Children and adults with special needs often have routine dental care under general anesthesia. Prominent dental schools all over the US teach dental students that this is the way to treat severe special needs individuals who cannot tolerate routine dental procedures. These individuals may appear to have limited understanding. Just knock them out every two years or so, and do all the dental work under general anesthesia. With this plan in place we never really know the status of the individual’s dental hygiene until they are under general anesthesia.
So what happens when an individual diagnosed with autism who has poor communication skills develops a dental problem during the two years of no checkups and no cleanings? Dental problems can certainly brew when there are no dental appointments for two years and dental hygiene may be less than optimum. Let’s suppose that our patient develops severe temper tantrums or aggressions as a result of a toothache. Since the individual cannot communicate, we might see this problem as a behavioral health issue – so we might give him Risperdal (second generation antipsychotic). After all, Risperdal has been approved by the FDA to treat agitation in those diagnosed with autism.

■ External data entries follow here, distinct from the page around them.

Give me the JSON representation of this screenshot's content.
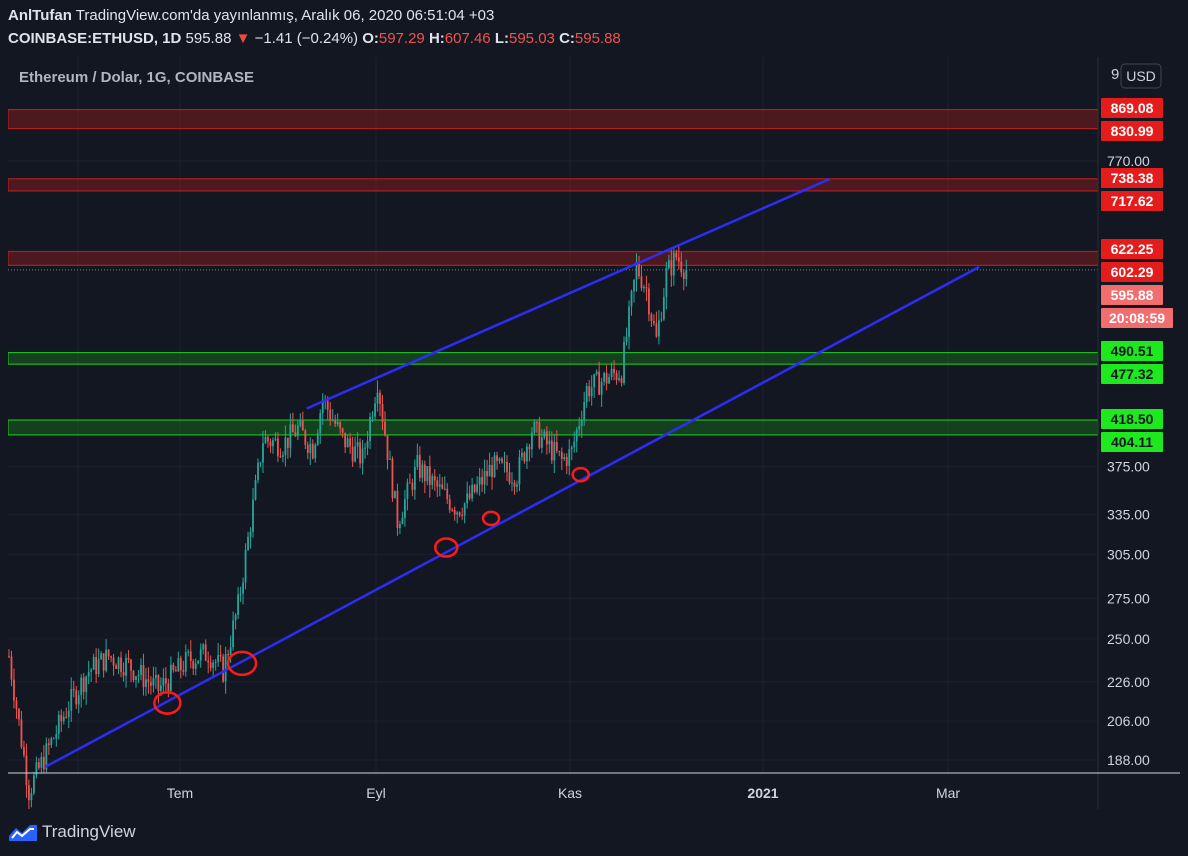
{
  "header": {
    "user": "AnlTufan",
    "published": "TradingView.com'da yayınlanmış, Aralık 06, 2020 06:51:04 +03",
    "symbol": "COINBASE:ETHUSD, 1D",
    "last": "595.88",
    "arrow": "▼",
    "change": "−1.41 (−0.24%)",
    "o_label": "O:",
    "o_val": "597.29",
    "h_label": "H:",
    "h_val": "607.46",
    "l_label": "L:",
    "l_val": "595.03",
    "c_label": "C:",
    "c_val": "595.88"
  },
  "chart_title": "Ethereum / Dolar, 1G, COINBASE",
  "currency_button": "USD",
  "footer": {
    "brand": "TradingView"
  },
  "colors": {
    "background": "#131722",
    "up_candle": "#26a69a",
    "down_candle": "#ef5350",
    "trend_line": "#2d2df5",
    "resistance": "#b71c1c",
    "support": "#1db81d",
    "marker": "#ff1a1a"
  },
  "chart_data": {
    "type": "candlestick",
    "title": "Ethereum / Dolar, 1G, COINBASE",
    "y_scale": "log",
    "y_ticks": [
      188.0,
      206.0,
      226.0,
      250.0,
      275.0,
      305.0,
      335.0,
      375.0,
      770.0
    ],
    "x_ticks": [
      "Tem",
      "Eyl",
      "Kas",
      "2021",
      "Mar"
    ],
    "price_labels": [
      {
        "value": "869.08",
        "type": "resistance"
      },
      {
        "value": "830.99",
        "type": "resistance"
      },
      {
        "value": "738.38",
        "type": "resistance"
      },
      {
        "value": "717.62",
        "type": "resistance"
      },
      {
        "value": "622.25",
        "type": "resistance"
      },
      {
        "value": "602.29",
        "type": "resistance"
      },
      {
        "value": "595.88",
        "type": "last"
      },
      {
        "value": "20:08:59",
        "type": "countdown"
      },
      {
        "value": "490.51",
        "type": "support"
      },
      {
        "value": "477.32",
        "type": "support"
      },
      {
        "value": "418.50",
        "type": "support"
      },
      {
        "value": "404.11",
        "type": "support"
      }
    ],
    "zones": [
      {
        "low": 830.99,
        "high": 869.08,
        "type": "resistance"
      },
      {
        "low": 717.62,
        "high": 738.38,
        "type": "resistance"
      },
      {
        "low": 602.29,
        "high": 622.25,
        "type": "resistance"
      },
      {
        "low": 477.32,
        "high": 490.51,
        "type": "support"
      },
      {
        "low": 404.11,
        "high": 418.5,
        "type": "support"
      }
    ],
    "candle_keypoints": [
      {
        "day": 0,
        "price": 240
      },
      {
        "day": 8,
        "price": 175
      },
      {
        "day": 24,
        "price": 214
      },
      {
        "day": 32,
        "price": 232
      },
      {
        "day": 40,
        "price": 240
      },
      {
        "day": 48,
        "price": 235
      },
      {
        "day": 60,
        "price": 222
      },
      {
        "day": 72,
        "price": 238
      },
      {
        "day": 80,
        "price": 242
      },
      {
        "day": 86,
        "price": 232
      },
      {
        "day": 92,
        "price": 270
      },
      {
        "day": 102,
        "price": 400
      },
      {
        "day": 110,
        "price": 395
      },
      {
        "day": 116,
        "price": 410
      },
      {
        "day": 122,
        "price": 392
      },
      {
        "day": 126,
        "price": 440
      },
      {
        "day": 134,
        "price": 400
      },
      {
        "day": 142,
        "price": 382
      },
      {
        "day": 148,
        "price": 460
      },
      {
        "day": 156,
        "price": 330
      },
      {
        "day": 164,
        "price": 375
      },
      {
        "day": 174,
        "price": 352
      },
      {
        "day": 180,
        "price": 340
      },
      {
        "day": 184,
        "price": 345
      },
      {
        "day": 194,
        "price": 375
      },
      {
        "day": 204,
        "price": 368
      },
      {
        "day": 210,
        "price": 410
      },
      {
        "day": 216,
        "price": 395
      },
      {
        "day": 222,
        "price": 380
      },
      {
        "day": 226,
        "price": 388
      },
      {
        "day": 232,
        "price": 450
      },
      {
        "day": 240,
        "price": 462
      },
      {
        "day": 246,
        "price": 470
      },
      {
        "day": 252,
        "price": 600
      },
      {
        "day": 256,
        "price": 570
      },
      {
        "day": 260,
        "price": 505
      },
      {
        "day": 264,
        "price": 590
      },
      {
        "day": 268,
        "price": 615
      },
      {
        "day": 272,
        "price": 595.88
      }
    ],
    "trend_lines": [
      {
        "from": {
          "day": 15,
          "price": 185
        },
        "to": {
          "day": 390,
          "price": 600
        }
      },
      {
        "from": {
          "day": 120,
          "price": 430
        },
        "to": {
          "day": 330,
          "price": 738
        }
      }
    ],
    "markers": [
      {
        "day": 64,
        "price": 215
      },
      {
        "day": 94,
        "price": 236
      },
      {
        "day": 176,
        "price": 310
      },
      {
        "day": 194,
        "price": 332
      },
      {
        "day": 230,
        "price": 368
      }
    ]
  }
}
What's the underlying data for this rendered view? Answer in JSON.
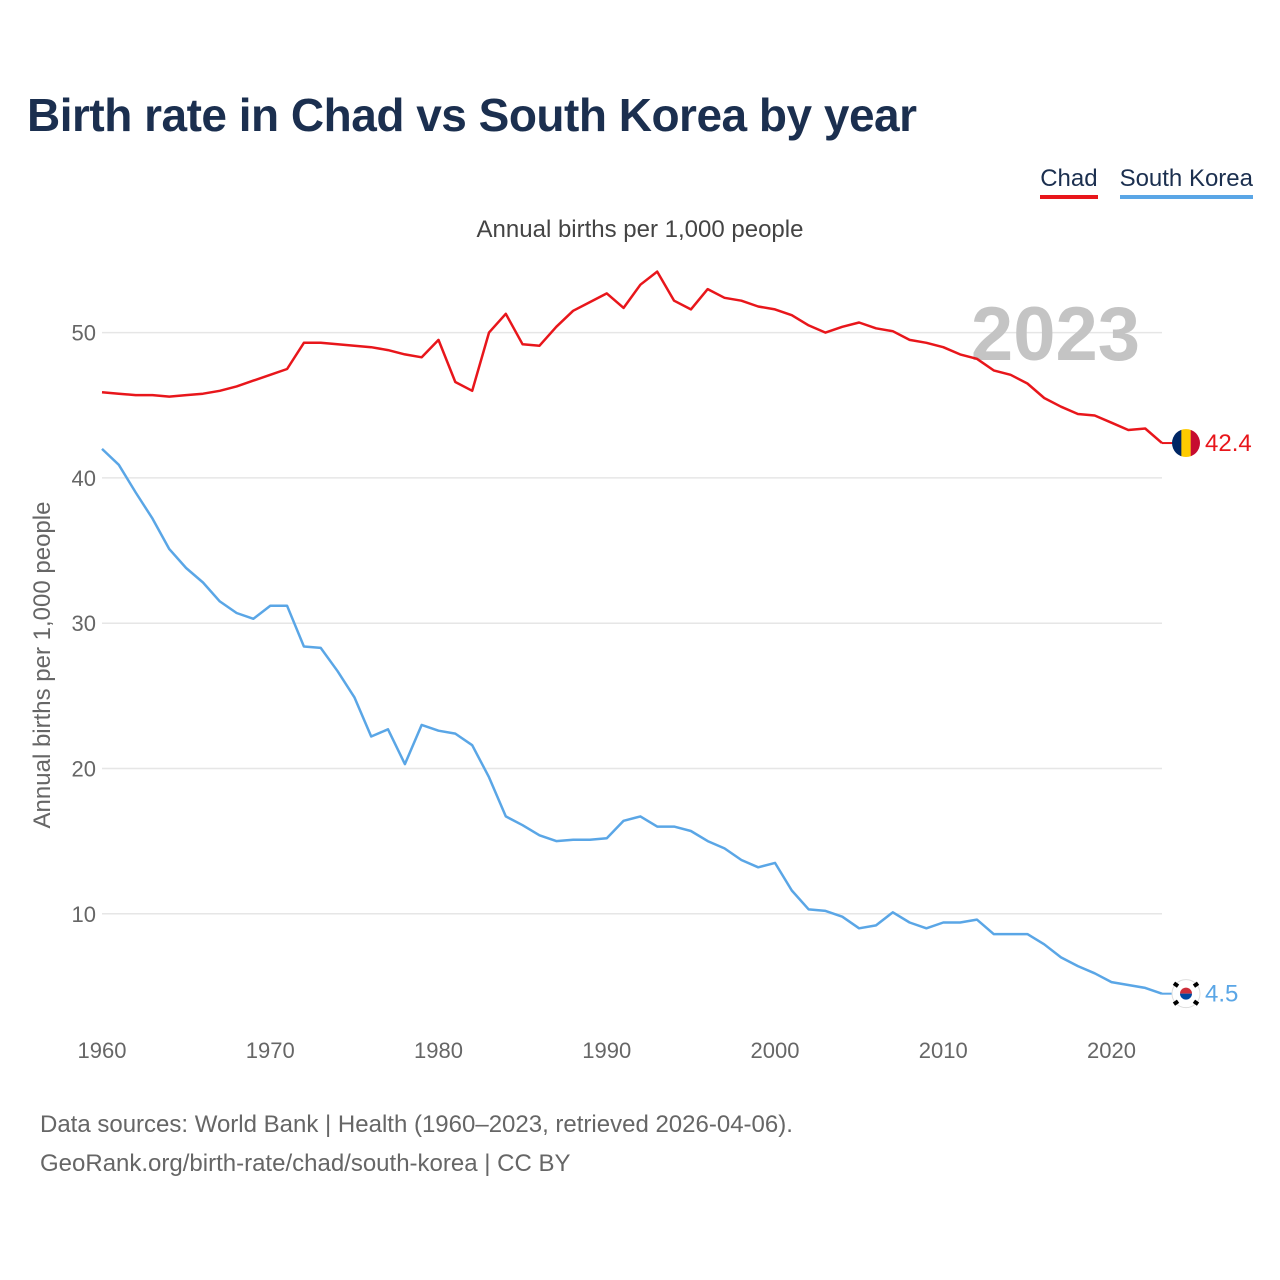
{
  "title": "Birth rate in Chad vs South Korea by year",
  "legend": [
    {
      "label": "Chad",
      "color": "#e8161b"
    },
    {
      "label": "South Korea",
      "color": "#5aa6e6"
    }
  ],
  "footer": {
    "line1": "Data sources: World Bank | Health (1960–2023, retrieved 2026-04-06).",
    "line2": "GeoRank.org/birth-rate/chad/south-korea | CC BY"
  },
  "chart_data": {
    "type": "line",
    "title": "Birth rate in Chad vs South Korea by year",
    "subtitle": "Annual births per 1,000 people",
    "ylabel": "Annual births per 1,000 people",
    "xlabel": "",
    "year_label": "2023",
    "xlim": [
      1960,
      2023
    ],
    "ylim": [
      2,
      55
    ],
    "x_ticks": [
      1960,
      1970,
      1980,
      1990,
      2000,
      2010,
      2020
    ],
    "y_ticks": [
      10,
      20,
      30,
      40,
      50
    ],
    "grid": true,
    "x": [
      1960,
      1961,
      1962,
      1963,
      1964,
      1965,
      1966,
      1967,
      1968,
      1969,
      1970,
      1971,
      1972,
      1973,
      1974,
      1975,
      1976,
      1977,
      1978,
      1979,
      1980,
      1981,
      1982,
      1983,
      1984,
      1985,
      1986,
      1987,
      1988,
      1989,
      1990,
      1991,
      1992,
      1993,
      1994,
      1995,
      1996,
      1997,
      1998,
      1999,
      2000,
      2001,
      2002,
      2003,
      2004,
      2005,
      2006,
      2007,
      2008,
      2009,
      2010,
      2011,
      2012,
      2013,
      2014,
      2015,
      2016,
      2017,
      2018,
      2019,
      2020,
      2021,
      2022,
      2023
    ],
    "series": [
      {
        "name": "Chad",
        "color": "#e8161b",
        "end_label": "42.4",
        "values": [
          45.9,
          45.8,
          45.7,
          45.7,
          45.6,
          45.7,
          45.8,
          46.0,
          46.3,
          46.7,
          47.1,
          47.5,
          49.3,
          49.3,
          49.2,
          49.1,
          49.0,
          48.8,
          48.5,
          48.3,
          49.5,
          46.6,
          46.0,
          50.0,
          51.3,
          49.2,
          49.1,
          50.4,
          51.5,
          52.1,
          52.7,
          51.7,
          53.3,
          54.2,
          52.2,
          51.6,
          53.0,
          52.4,
          52.2,
          51.8,
          51.6,
          51.2,
          50.5,
          50.0,
          50.4,
          50.7,
          50.3,
          50.1,
          49.5,
          49.3,
          49.0,
          48.5,
          48.2,
          47.4,
          47.1,
          46.5,
          45.5,
          44.9,
          44.4,
          44.3,
          43.8,
          43.3,
          43.4,
          42.4
        ]
      },
      {
        "name": "South Korea",
        "color": "#5aa6e6",
        "end_label": "4.5",
        "values": [
          42.0,
          40.9,
          39.0,
          37.2,
          35.1,
          33.8,
          32.8,
          31.5,
          30.7,
          30.3,
          31.2,
          31.2,
          28.4,
          28.3,
          26.7,
          24.9,
          22.2,
          22.7,
          20.3,
          23.0,
          22.6,
          22.4,
          21.6,
          19.4,
          16.7,
          16.1,
          15.4,
          15.0,
          15.1,
          15.1,
          15.2,
          16.4,
          16.7,
          16.0,
          16.0,
          15.7,
          15.0,
          14.5,
          13.7,
          13.2,
          13.5,
          11.6,
          10.3,
          10.2,
          9.8,
          9.0,
          9.2,
          10.1,
          9.4,
          9.0,
          9.4,
          9.4,
          9.6,
          8.6,
          8.6,
          8.6,
          7.9,
          7.0,
          6.4,
          5.9,
          5.3,
          5.1,
          4.9,
          4.5
        ]
      }
    ]
  }
}
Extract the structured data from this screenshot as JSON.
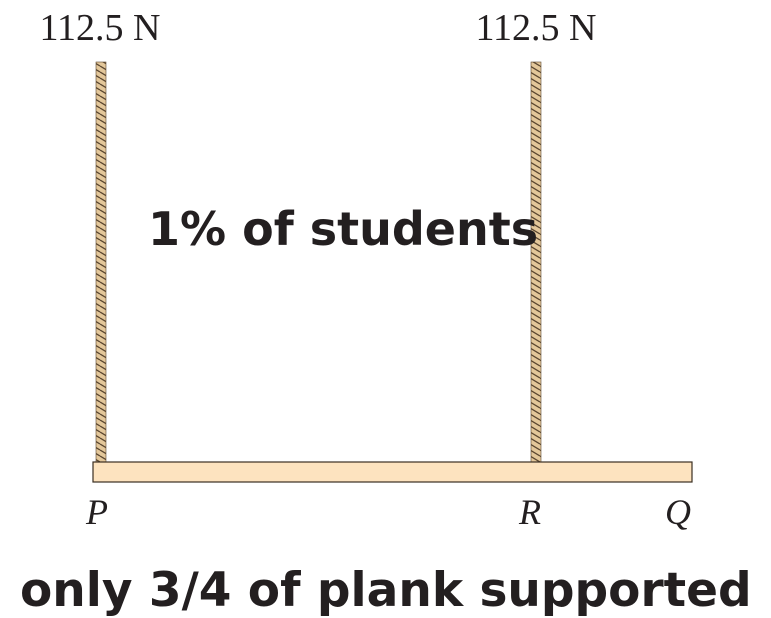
{
  "forces": [
    "112.5 N",
    "112.5 N"
  ],
  "points": [
    "P",
    "R",
    "Q"
  ],
  "caption": "1% of students",
  "footer": "only 3/4 of plank supported"
}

Now as a result of the Risperdal, the patient has gained quite a bit of weight, and is suffering from metabolic syndrome. While this happens, the desperate parents are continually searching the healthcare system to find out why their child is still agitated. They want to know how to help him. Perhaps, this is a gastroenterology issue. How about a colonoscopy? Maybe the Risperdal isn’t working. Should they try a different med? Raise the dosage? Now let’s add the cost of the general anesthesia for the dental procedure. Okay, by now you get the idea of how expensive this could get. Did you ever notice how many individuals with special needs have teeth missing and not very aesthetic smiles? It is not a happy picture.
So what is the alternative?
How about using a combination of grit, desensitization, and behavior modification? A cost benefit analysis might prove that working on getting these individuals to cooperate with dental professionals might be the best solution. Many states now have laws in effect that require health insurers to pay for medically necessary healthcare procedures for individuals with autism. Some insurers do pay for ABA (Applied Behavior Analysis). ABA is an evidence based method used to help individuals modify behavior or to acquire new skills. ABA can be used to reduce maladaptive behaviors, to learn activities of daily living, to teach just about anything the individual needs to learn, and yes- you can use ABA in order to help the individual accept dental care as well.
Depending on the diagnosis and insurance carrier, insurers may cover the development of a behavioral plan for cooperating with dental care. The learning process and maintenance of the learning may require many visits to the dentist. Dental visits are the responsibility of dental insurance. Dental insurers usually do not cover the multiple visits that are needed in order to make this type of dental care plan work. When the patient undergoes general anesthesia for dental treatment, regular health insurance covers it (not dental insurance). It is the old “different pot of money” story. So here lies the (costly) problem.
(originally published on LinkedIn, August 26, 2014 , written permission granted to reprint article, Irene Tanzman is the mother of an adult son diagnosed with autism. After many years of working with her son and his dentist, he cooperates with dental cleanings and x-rays, but still requires general anesthesia for dental fillings and more involved dental work. He still visits his dentist every month. His dentist carefully monitors and documents his dental hygiene. Irene has a special interest in improving health care and reducing health care costs for individuals with severe special needs.)